Остаток дня они с Лаэртом изобретали способ привлечь внимание Странницы. Изредка они видели два драконьих силуэта над океаном и тогда начинали суетливо доделывать нелепые конструкции из палок. Но даже дымный след от костров со свежими листьями не заставил Элиэн повернуть к Острову.
— Ты уверен, что это вообще она? — К вечеру Лаэрт начал канючить.
— Если бы это был какой-то другой дракон, — терпеливо отвечал Данатос, — который нас не знает — мы бы не добрались до причала, правда?
— Может, она стала иначе думать и чувствовать после превращения? — фехтовальщику явно не хотелось признавать, что все их усилия тщетны.
— Думаю, ей просто не до нас, — скривил губы оборотень. — Пойдем отсюда. Может, завтра Маронде станет полегче.
***
Когда воздушный поток струится по перепонкам крыльев, он звенит хрусталем. Напоенный солнцем, ветер шепчет и поет.
Или это песня того, другого, что порой касается спины шелковым дыханием?
Плыть по небу было невообразимым облегчением. Круговорот чужих мыслей как смыло, и голова стала невесомой, птичьей. Тот, другой, издавал лишь тишину. Она проливалась на разум благословенным медом, сладким, прозрачным… исцеляющим.
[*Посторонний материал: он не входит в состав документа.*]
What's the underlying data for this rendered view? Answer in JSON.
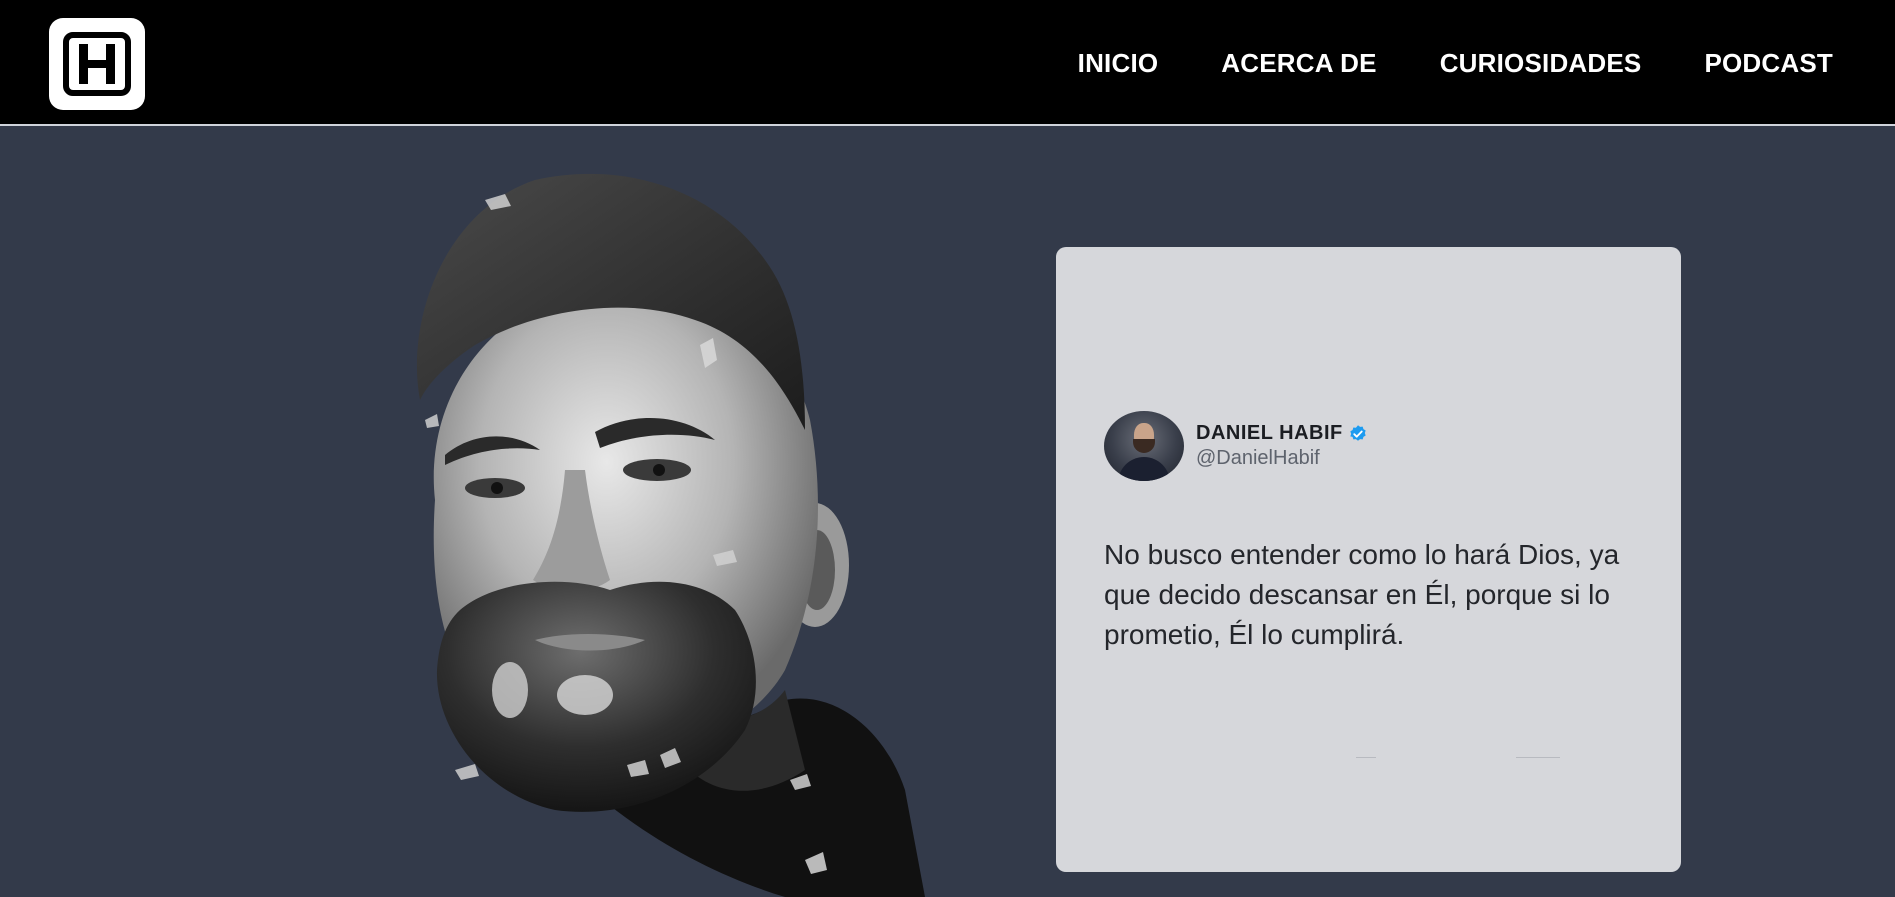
{
  "nav": {
    "logo_letter": "H",
    "items": [
      {
        "label": "INICIO"
      },
      {
        "label": "ACERCA DE"
      },
      {
        "label": "CURIOSIDADES"
      },
      {
        "label": "PODCAST"
      }
    ]
  },
  "tweet": {
    "name": "DANIEL HABIF",
    "handle": "@DanielHabif",
    "text": "No busco entender como lo hará Dios, ya que decido descansar en Él, porque si lo prometio, Él lo cumplirá.",
    "verified_icon": "verified-badge-icon"
  },
  "colors": {
    "page_background": "#333a4a",
    "nav_background": "#000000",
    "nav_text": "#ffffff",
    "card_background": "#d6d7db",
    "verified_blue": "#1d9bf0"
  }
}
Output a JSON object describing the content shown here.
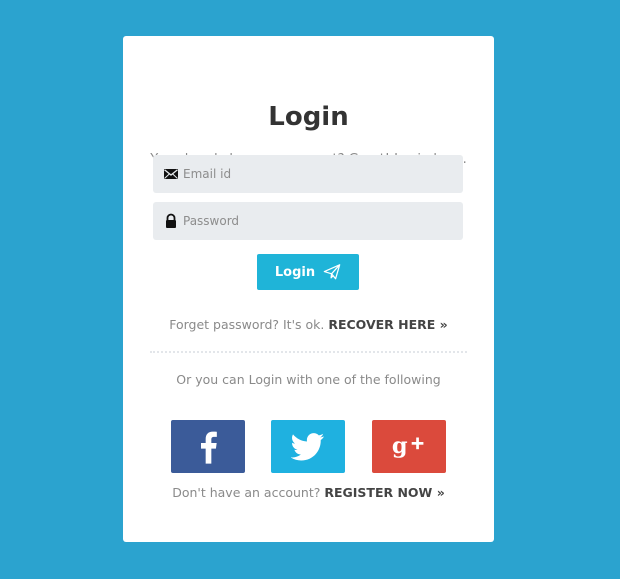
{
  "colors": {
    "background": "#2ba3cf",
    "card": "#ffffff",
    "primary_button": "#1fb4d8",
    "facebook": "#3b5b99",
    "twitter": "#1fb1e0",
    "google_plus": "#db4a3c"
  },
  "login": {
    "title": "Login",
    "subtitle": "You already have an account? Great! Login here.",
    "email": {
      "placeholder": "Email id",
      "value": "",
      "icon": "envelope-icon"
    },
    "password": {
      "placeholder": "Password",
      "value": "",
      "icon": "lock-icon"
    },
    "submit_label": "Login",
    "submit_icon": "paper-plane-icon"
  },
  "forgot": {
    "text": "Forget password? It's ok.",
    "link": "RECOVER HERE »"
  },
  "social": {
    "heading": "Or you can Login with one of the following",
    "buttons": [
      {
        "name": "facebook",
        "icon": "facebook-icon"
      },
      {
        "name": "twitter",
        "icon": "twitter-icon"
      },
      {
        "name": "google-plus",
        "icon": "google-plus-icon"
      }
    ]
  },
  "register": {
    "text": "Don't have an account?",
    "link": "REGISTER NOW »"
  }
}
Сине-фиолетовая тень рядом угадывала желания, даже их мельчайшие оттенки. Вверх, вправо, ястребом вниз; поддержать крылом, прижаться спиной, согреть своим жаром. Это древнее существо заполнило пустоту, о которой она и не знала прежде.
Он был здесь, когда суша начала обнажаться, стряхивать лазурный атлас моря. Он видел первых, паривших над юной землей, слушавших ее вдохи. Он возник раньше Слова и потому обходился без него. И понимал все гораздо лучше любого другого, и мог объяснить — так, что никаких вопросов не могло даже остаться.